The fix is to add an extra node layer between the edges and the transparent nodes: a set of fully opaque points in the background colour. These act as masks that hide the edges underneath, while the coloured layer on top still shows the intended transparency effect. Figure 12.6 shows the result.

ggraph(g, "stress") +
  geom_edge_link(edge_colour = "grey66") +
  geom_node_point(size = 8, col = "white") +
  geom_node_point(
    aes(alpha = degree),
    size = 8,
    col = "red",
    show.legend = FALSE
  ) +
  theme_graph()
Figure 12.6: Network with opaque white background layer to hide edges beneath transparent nodes.

Note that the background colour of the masking layer needs to match the plot background — in this case white, since theme_graph() uses a white background by default.

12.3.3 Improving Label Readability in Dense Networks

In dense networks, node labels can easily become unreadable when they overlap with edges and other nodes. Figure 12.7 shows a typical example where even bold labels are difficult to parse.

g <- sample_gnp(50, 0.7)
V(g)$name <- sapply(1:50, function(x) paste0(sample(LETTERS, 4), collapse = ""))
E(g)$weight <- runif(ecount(g))

ggraph(g) +
  geom_edge_link0(
    aes(edge_color = weight, edge_linewidth = weight),
    show.legend = FALSE
  ) +
  geom_node_point(size = 8, color = "#44a6c6") +
  geom_node_text(aes(label = name), fontface = "bold") +
  scale_edge_color_continuous(low = "grey66", high = "black") +
  scale_edge_width(range = c(0.1, 0.5)) +
  theme_graph() +
  coord_fixed()
Using "stress" as default layout
Figure 12.7: Dense network with hard-to-read node labels.
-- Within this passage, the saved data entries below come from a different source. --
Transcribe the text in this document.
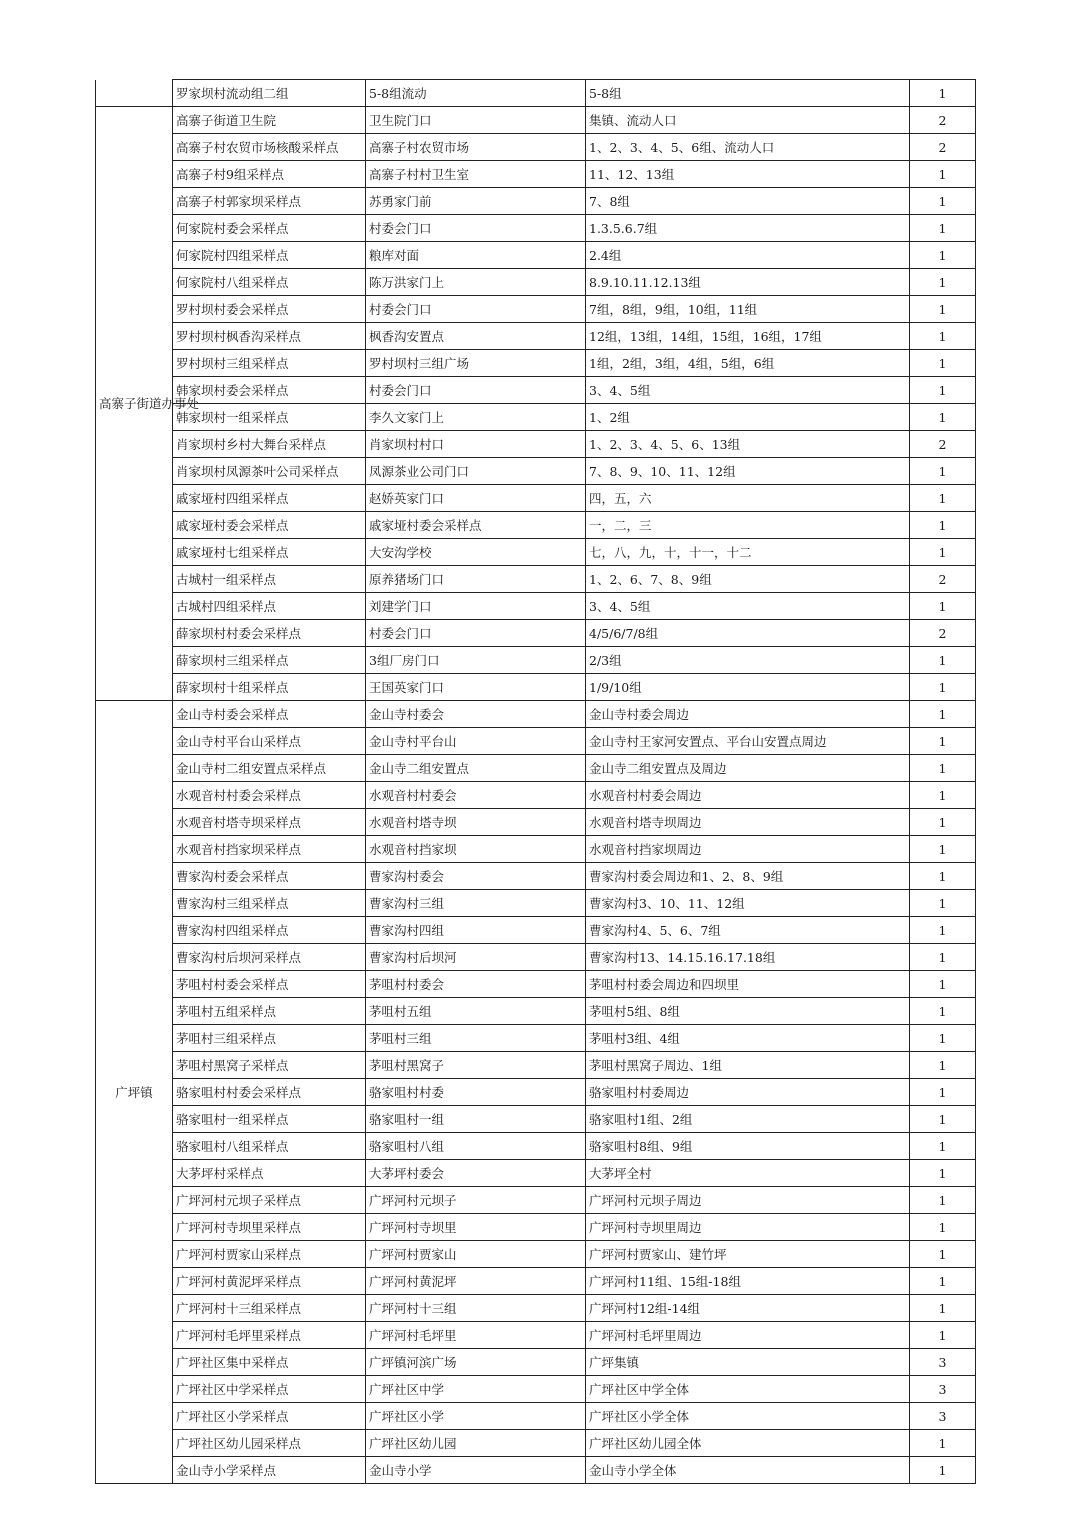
	罗家坝村流动组二组	5-8组流动	5-8组	1
高寨子街道办事处	高寨子街道卫生院	卫生院门口	集镇、流动人口	2
	高寨子村农贸市场核酸采样点	高寨子村农贸市场	1、2、3、4、5、6组、流动人口	2
	高寨子村9组采样点	高寨子村村卫生室	11、12、13组	1
	高寨子村郭家坝采样点	苏勇家门前	7、8组	1
	何家院村委会采样点	村委会门口	1.3.5.6.7组	1
	何家院村四组采样点	粮库对面	2.4组	1
	何家院村八组采样点	陈万洪家门上	8.9.10.11.12.13组	1
	罗村坝村委会采样点	村委会门口	7组，8组，9组，10组，11组	1
	罗村坝村枫香沟采样点	枫香沟安置点	12组，13组，14组，15组，16组，17组	1
	罗村坝村三组采样点	罗村坝村三组广场	1组，2组，3组，4组，5组，6组	1
	韩家坝村委会采样点	村委会门口	3、4、5组	1
	韩家坝村一组采样点	李久文家门上	1、2组	1
	肖家坝村乡村大舞台采样点	肖家坝村村口	1、2、3、4、5、6、13组	2
	肖家坝村凤源茶叶公司采样点	凤源茶业公司门口	7、8、9、10、11、12组	1
	戚家垭村四组采样点	赵娇英家门口	四，五，六	1
	戚家垭村委会采样点	戚家垭村委会采样点	一，二，三	1
	戚家垭村七组采样点	大安沟学校	七，八，九，十，十一，十二	1
	古城村一组采样点	原养猪场门口	1、2、6、7、8、9组	2
	古城村四组采样点	刘建学门口	3、4、5组	1
	薛家坝村村委会采样点	村委会门口	4/5/6/7/8组	2
	薛家坝村三组采样点	3组厂房门口	2/3组	1
	薛家坝村十组采样点	王国英家门口	1/9/10组	1
广坪镇	金山寺村委会采样点	金山寺村委会	金山寺村委会周边	1
	金山寺村平台山采样点	金山寺村平台山	金山寺村王家河安置点、平台山安置点周边	1
	金山寺村二组安置点采样点	金山寺二组安置点	金山寺二组安置点及周边	1
	水观音村村委会采样点	水观音村村委会	水观音村村委会周边	1
	水观音村塔寺坝采样点	水观音村塔寺坝	水观音村塔寺坝周边	1
	水观音村挡家坝采样点	水观音村挡家坝	水观音村挡家坝周边	1
	曹家沟村委会采样点	曹家沟村委会	曹家沟村委会周边和1、2、8、9组	1
	曹家沟村三组采样点	曹家沟村三组	曹家沟村3、10、11、12组	1
	曹家沟村四组采样点	曹家沟村四组	曹家沟村4、5、6、7组	1
	曹家沟村后坝河采样点	曹家沟村后坝河	曹家沟村13、14.15.16.17.18组	1
	茅咀村村委会采样点	茅咀村村委会	茅咀村村委会周边和四坝里	1
	茅咀村五组采样点	茅咀村五组	茅咀村5组、8组	1
	茅咀村三组采样点	茅咀村三组	茅咀村3组、4组	1
	茅咀村黑窝子采样点	茅咀村黑窝子	茅咀村黑窝子周边、1组	1
	骆家咀村村委会采样点	骆家咀村村委	骆家咀村村委周边	1
	骆家咀村一组采样点	骆家咀村一组	骆家咀村1组、2组	1
	骆家咀村八组采样点	骆家咀村八组	骆家咀村8组、9组	1
	大茅坪村采样点	大茅坪村委会	大茅坪全村	1
	广坪河村元坝子采样点	广坪河村元坝子	广坪河村元坝子周边	1
	广坪河村寺坝里采样点	广坪河村寺坝里	广坪河村寺坝里周边	1
	广坪河村贾家山采样点	广坪河村贾家山	广坪河村贾家山、建竹坪	1
	广坪河村黄泥坪采样点	广坪河村黄泥坪	广坪河村11组、15组-18组	1
	广坪河村十三组采样点	广坪河村十三组	广坪河村12组-14组	1
	广坪河村毛坪里采样点	广坪河村毛坪里	广坪河村毛坪里周边	1
	广坪社区集中采样点	广坪镇河滨广场	广坪集镇	3
	广坪社区中学采样点	广坪社区中学	广坪社区中学全体	3
	广坪社区小学采样点	广坪社区小学	广坪社区小学全体	3
	广坪社区幼儿园采样点	广坪社区幼儿园	广坪社区幼儿园全体	1
	金山寺小学采样点	金山寺小学	金山寺小学全体	1
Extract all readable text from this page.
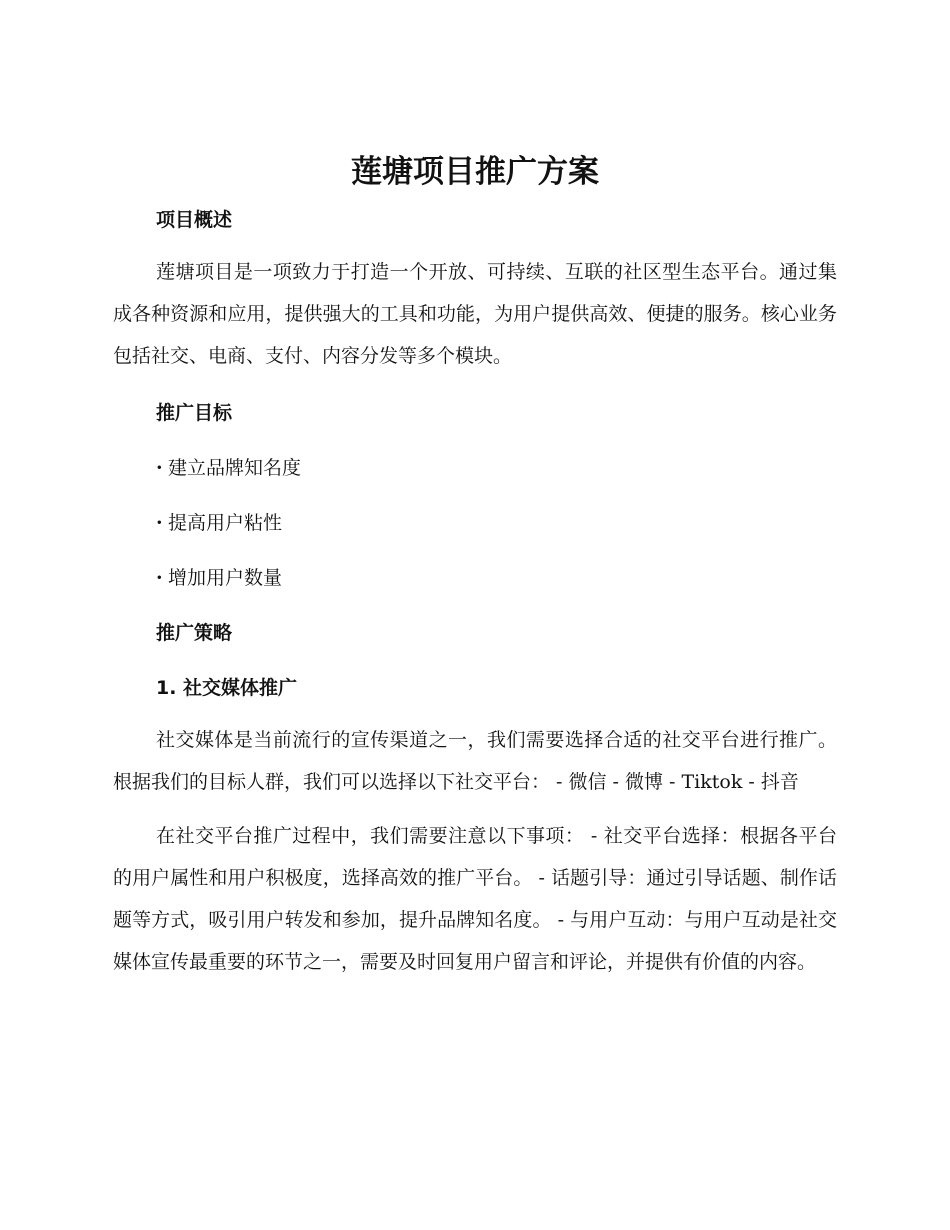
莲塘项目推广方案
项目概述

莲塘项目是一项致力于打造一个开放、可持续、互联的社区型生态平台。通过集成各种资源和应用，提供强大的工具和功能，为用户提供高效、便捷的服务。核心业务包括社交、电商、支付、内容分发等多个模块。

推广目标

· 建立品牌知名度

· 提高用户粘性

· 增加用户数量

推广策略
1. 社交媒体推广

社交媒体是当前流行的宣传渠道之一，我们需要选择合适的社交平台进行推广。根据我们的目标人群，我们可以选择以下社交平台： - 微信 - 微博 - Tiktok - 抖音

在社交平台推广过程中，我们需要注意以下事项： - 社交平台选择：根据各平台的用户属性和用户积极度，选择高效的推广平台。 - 话题引导：通过引导话题、制作话题等方式，吸引用户转发和参加，提升品牌知名度。 - 与用户互动：与用户互动是社交媒体宣传最重要的环节之一，需要及时回复用户留言和评论，并提供有价值的内容。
Since ggraph stores the node layout in a data frame accessible to all layers, we can use geoms from other packages that operate on standard x and y aesthetics. The shadowtext package provides geom_shadowtext(), which draws a coloured halo behind each label, making it stand out against both edges and nodes, shown in Figure 12.8.

ggraph(g, "stress") +
  geom_edge_link0(
    aes(edge_color = weight, edge_linewidth = weight),
    show.legend = FALSE
  ) +
  geom_node_point(size = 8, color = "#44a6c6") +
  shadowtext::geom_shadowtext(
    aes(x, y, label = name),
    color = "black",
    size = 4,
    bg.colour = "white"
  ) +
  scale_edge_color_continuous(low = "grey66", high = "black") +
  scale_edge_width(range = c(0.1, 0.5)) +
  theme_graph() +
  coord_fixed()
Figure 12.8: Dense network with improved label readability using shadowtext.